When you assess something, you are forced to assume that a linear scale of values can be applied to it. Otherwise, no assessment is possible. Every person who says of something that it is good or bad or a bit better than yesterday is declaring that a points system exists; that you can, in a reasonably clear and obvious fashion, set some sort of a number against an achievement.
But never at any time has a code of practice been laid down for the awarding of points. No offense intended to anyone. Never at any time in the history of the world has anyone–for anything ever so slightly more complicated than the straightforward play of a ball or a 400-meter race–been able to come up with a code of practice that could be learned and followed by several different people, in such a way that they would all arrive at the same mark. Never at any time have they been able to aggree on a method for determining when one drawing, one meal, one sentence, one insult, the picking of one lock, one blow, one patriotic song, one Danish essay, on playground, one frog, or one interview is good or bad or better or worse than another.
Never at any time.

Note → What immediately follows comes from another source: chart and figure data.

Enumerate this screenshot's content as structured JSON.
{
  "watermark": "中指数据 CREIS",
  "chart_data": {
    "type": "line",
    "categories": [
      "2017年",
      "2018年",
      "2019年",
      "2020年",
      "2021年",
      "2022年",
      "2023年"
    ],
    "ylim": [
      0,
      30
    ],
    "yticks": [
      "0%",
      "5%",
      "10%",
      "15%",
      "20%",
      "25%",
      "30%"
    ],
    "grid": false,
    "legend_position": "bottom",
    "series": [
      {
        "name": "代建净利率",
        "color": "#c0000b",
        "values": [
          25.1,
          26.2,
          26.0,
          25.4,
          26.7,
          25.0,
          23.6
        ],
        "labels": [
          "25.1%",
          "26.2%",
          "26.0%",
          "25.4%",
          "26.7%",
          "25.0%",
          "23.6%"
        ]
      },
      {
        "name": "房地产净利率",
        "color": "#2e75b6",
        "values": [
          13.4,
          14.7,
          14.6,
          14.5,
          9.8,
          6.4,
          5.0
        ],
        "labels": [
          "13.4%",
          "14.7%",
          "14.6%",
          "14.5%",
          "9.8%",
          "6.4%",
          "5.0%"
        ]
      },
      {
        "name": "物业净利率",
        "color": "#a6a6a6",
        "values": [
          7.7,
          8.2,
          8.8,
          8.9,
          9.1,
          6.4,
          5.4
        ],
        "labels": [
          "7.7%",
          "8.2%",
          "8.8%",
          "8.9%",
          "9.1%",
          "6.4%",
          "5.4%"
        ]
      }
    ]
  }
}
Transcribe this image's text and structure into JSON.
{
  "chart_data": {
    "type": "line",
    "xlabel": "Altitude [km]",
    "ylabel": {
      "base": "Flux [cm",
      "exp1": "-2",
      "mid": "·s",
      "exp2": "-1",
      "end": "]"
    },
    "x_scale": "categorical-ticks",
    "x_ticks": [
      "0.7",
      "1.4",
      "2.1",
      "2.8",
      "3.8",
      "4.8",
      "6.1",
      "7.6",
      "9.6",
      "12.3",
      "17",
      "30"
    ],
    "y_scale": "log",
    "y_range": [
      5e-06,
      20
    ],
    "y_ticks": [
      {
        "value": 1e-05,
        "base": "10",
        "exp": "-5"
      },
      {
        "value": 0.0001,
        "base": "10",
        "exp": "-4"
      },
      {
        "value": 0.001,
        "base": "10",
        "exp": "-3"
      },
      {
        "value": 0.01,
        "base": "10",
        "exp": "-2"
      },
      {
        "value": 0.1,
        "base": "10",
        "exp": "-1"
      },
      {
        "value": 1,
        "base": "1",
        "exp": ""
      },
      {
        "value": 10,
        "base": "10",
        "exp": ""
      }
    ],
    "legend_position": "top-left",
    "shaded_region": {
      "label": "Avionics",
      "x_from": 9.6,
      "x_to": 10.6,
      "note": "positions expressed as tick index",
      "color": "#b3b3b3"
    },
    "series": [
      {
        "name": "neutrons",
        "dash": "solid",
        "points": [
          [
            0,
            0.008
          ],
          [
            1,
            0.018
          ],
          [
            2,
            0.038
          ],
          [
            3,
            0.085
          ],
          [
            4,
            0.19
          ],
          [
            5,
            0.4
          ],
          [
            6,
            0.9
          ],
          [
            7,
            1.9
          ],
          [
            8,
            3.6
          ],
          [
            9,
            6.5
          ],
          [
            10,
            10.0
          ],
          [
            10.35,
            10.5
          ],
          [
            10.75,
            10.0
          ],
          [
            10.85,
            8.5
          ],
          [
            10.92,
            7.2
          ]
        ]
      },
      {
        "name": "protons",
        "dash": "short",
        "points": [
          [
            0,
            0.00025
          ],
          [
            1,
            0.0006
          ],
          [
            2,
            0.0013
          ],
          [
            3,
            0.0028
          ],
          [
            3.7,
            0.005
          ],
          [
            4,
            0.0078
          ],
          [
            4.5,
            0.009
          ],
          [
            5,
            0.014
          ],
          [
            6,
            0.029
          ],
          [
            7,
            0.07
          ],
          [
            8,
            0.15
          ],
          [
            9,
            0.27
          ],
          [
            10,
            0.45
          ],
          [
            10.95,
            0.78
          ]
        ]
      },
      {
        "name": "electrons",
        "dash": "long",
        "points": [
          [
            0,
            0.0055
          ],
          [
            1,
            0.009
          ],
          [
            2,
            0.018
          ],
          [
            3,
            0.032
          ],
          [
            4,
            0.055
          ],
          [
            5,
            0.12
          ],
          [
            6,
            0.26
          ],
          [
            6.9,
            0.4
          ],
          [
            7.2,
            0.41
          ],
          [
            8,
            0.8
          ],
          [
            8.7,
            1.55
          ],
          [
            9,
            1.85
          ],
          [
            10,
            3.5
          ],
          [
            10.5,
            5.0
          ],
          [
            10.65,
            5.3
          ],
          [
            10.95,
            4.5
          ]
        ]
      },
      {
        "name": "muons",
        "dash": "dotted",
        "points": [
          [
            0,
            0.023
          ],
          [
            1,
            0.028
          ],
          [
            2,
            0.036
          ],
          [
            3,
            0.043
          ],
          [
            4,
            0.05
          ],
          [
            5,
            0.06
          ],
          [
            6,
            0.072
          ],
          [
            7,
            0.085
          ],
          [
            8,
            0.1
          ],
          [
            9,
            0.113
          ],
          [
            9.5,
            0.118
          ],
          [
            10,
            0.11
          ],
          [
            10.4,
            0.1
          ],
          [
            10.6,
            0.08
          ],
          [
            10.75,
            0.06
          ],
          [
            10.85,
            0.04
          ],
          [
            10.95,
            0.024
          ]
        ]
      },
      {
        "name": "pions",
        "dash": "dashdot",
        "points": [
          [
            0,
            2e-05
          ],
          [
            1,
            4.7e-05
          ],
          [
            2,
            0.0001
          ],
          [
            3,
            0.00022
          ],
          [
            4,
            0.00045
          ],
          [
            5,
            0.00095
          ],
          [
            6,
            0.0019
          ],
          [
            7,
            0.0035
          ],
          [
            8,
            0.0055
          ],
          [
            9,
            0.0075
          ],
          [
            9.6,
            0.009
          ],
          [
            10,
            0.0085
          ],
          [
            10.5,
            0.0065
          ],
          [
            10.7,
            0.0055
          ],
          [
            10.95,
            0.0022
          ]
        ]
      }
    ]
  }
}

Nothing that comes anywhere near a code of practice.
But a code of practice is essential. To ensure that things can be spoken of, fully and frankly. A code of practice is something that could be passed on, maybe not to a character like Jes Jessen, or me, but at any rate to someone like Katarina or a teacher.
But, in all the history of the world, no code of practice has ever existed for the assessment of complex phenomena.
And certainly not for what crops up in the laboratory.